Missed TensorFlow Dev Summit? Check out the video playlist. Watch recordings



Calculates the partial expected mutual information (EMI) of two variables.

EMI reflects the MI expected by chance, and is used to compute adjusted mutual information. See www.wikipedia.org/wiki/Adjusted_mutual_information.

The EMI for two variables x and y, is the sum of the expected mutual info for each value of x with each value of y.
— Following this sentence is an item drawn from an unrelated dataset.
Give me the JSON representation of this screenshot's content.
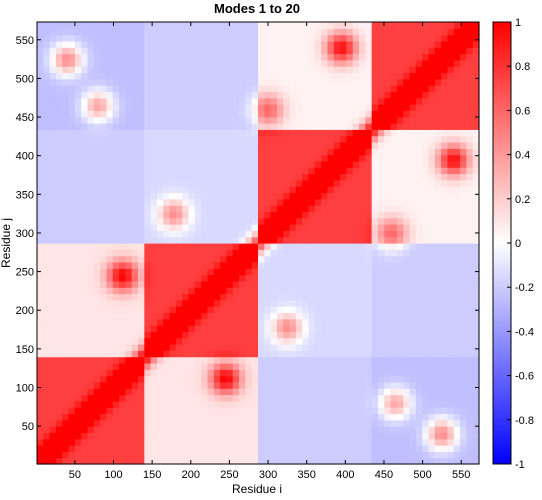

This function computes the EMI for a single value of each variable (x_i, y_j) and is thus considered a partial EMI calculation.

Specifically: EMI(x, y) = sum_{n_ij = max(0, x_i + y_j - n) to min(x_i, y_j)} ( n_ij / n * log2((n * n_ij / (x_i * y_j)) * ((x_i! * y_j! * (n - x_i)! * (n - y_j)!) / (n! * n_ij! * (x_i - n_ij)! * (y_j - n_ij)! * (n - x_i - y_j + n_ij)!))) where n_ij is the joint count of x taking on value i and y taking on value j, x_i is the count for x taking on value i, y_j is the count for y taking on value j, and n represents total count.


  • n: The sum of weights for all values.
  • x_i: The sum of weights for the first variable taking on value i
  • y_j: The sum of weights for the second variable taking on value j


Calculated expected mutual information for x_i, y_j.